Un tipo di allenamento che si è rivelato controproducente per il runner.
“E’ fortemente sconsigliato insegnare al corpo di correre piano. Anche perché, spirito partecipativo a parte, anche in maratona c’è una classifica e arriva primo sempre chi fa il miglior tempo. Il 90% dei runner corre per migliorarsi, non per ritirare una medaglia di finisher. Il contrario sarebbe mortificante. In tutti gli aspetti”.


Quali?
“Andare piano significa depauperare l’organismo e rallentare il proprio indice metabolico. Sacrificare la parte contrattile e l’elasticità muscolare, la libertà di movimento, tutte le leve dell’apparato locomotorio che non stimolate non saranno in grado di recitare un ruolo in tema di prevenzione degli infortuni. Ma significa anche mortificare l’ampiezza di corsa, aumentare il contatto con il suolo e il tempo di volo, in sostanza tutta la parte di parametri meccanici e di coordinazione che andrebbero contro l’efficacia della corsa. Se vado piano in allenamento, andrò piano anche in maratona perché il mio corpo ha memorizzato una serie di risposte che non sarà in grado di cambiare il giorno della gara”.

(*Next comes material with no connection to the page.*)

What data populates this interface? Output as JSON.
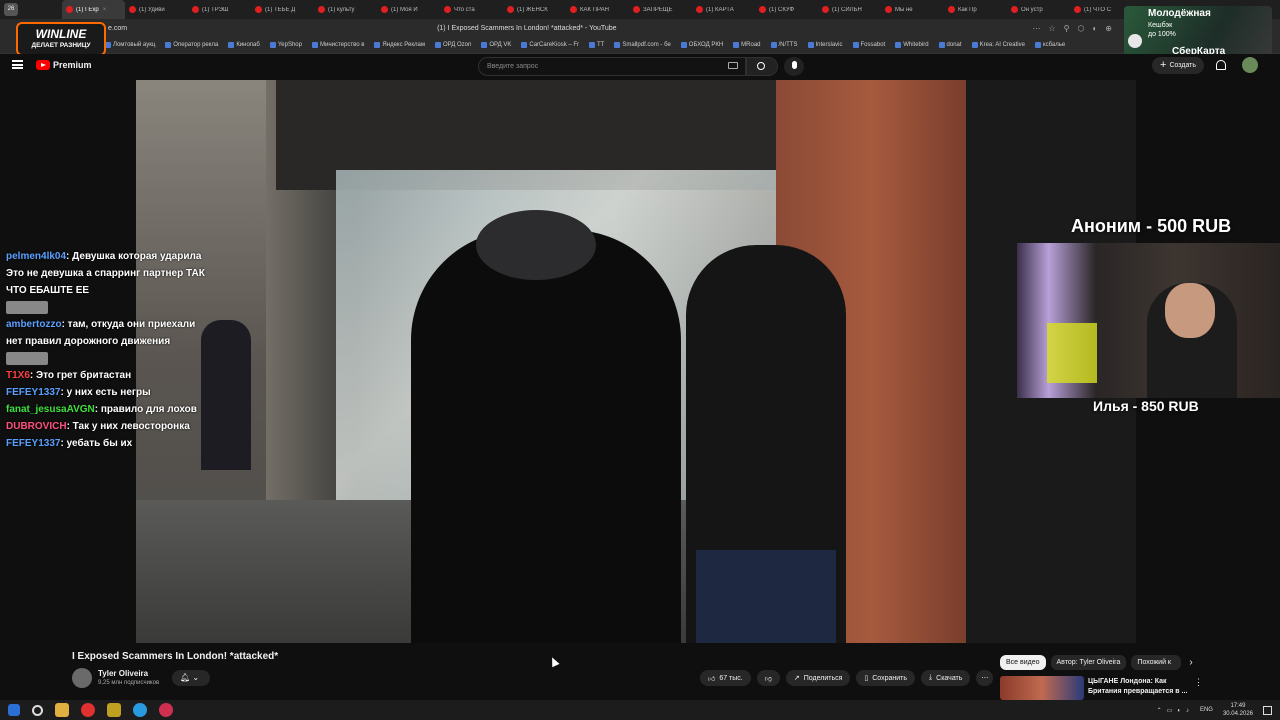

A proposito di preparazione e lavori di qualità, si parla tanto delle sedute a digiuno cui sottoponi i tuoi atleti.
“L’obiettivo è quello di stimolare il consumo di grassi ai fini energetici durante l’esercizio della corsa ad andatura sostenuta. Senza la ricarica della colazione, il sistema partirà da risorse limitate e presto i muscoli attiveranno il metabolismo lipidico, trovando così le energie dai grassi e risultando anche meno infiammabili. E’ fondamentale però che si facciano tanti chilometri alla velocità vicina a quella di gara, per verificare la potenza del metabolismo attivato. Lo scopo è quello di abbinare quantità e intensità, senza scorte di energia”.

Nelle tue tabelle, il lungo viene spesso fuori dalla somma dei lavori di qualità svolti tramite doppi giornalieri. I chilometri però si raggiungono eccome…
“Con il doppio gli atleti hanno la possibilità di avere tra mattino e pomeriggio un importante momento di recupero nervoso ed energetico, e riescono a fornire una risposta motoria ideale, che somiglia sempre più a quella del gesto di gara. Poi non c’è solo la corsa, ma altre esercitazioni utili a richiamare le proprietà neuromotorie”.

Lo strumento di valutazione privilegiato in chiave maratona rimane il medio variato?
“Decisamente. I miei atleti, di norma, corrono un volume complessivo di 20 o 30 km, con ripetute corse a un ritmo leggermente superiore a quello di maratona intervallate dal recupero alla velocità di gara. Ed è proprio la frequenza cardiaca registrata nella fase di recupero, a dire se l’atleta è pronto a correre al ritmo di gara programmato durante la preparazione”.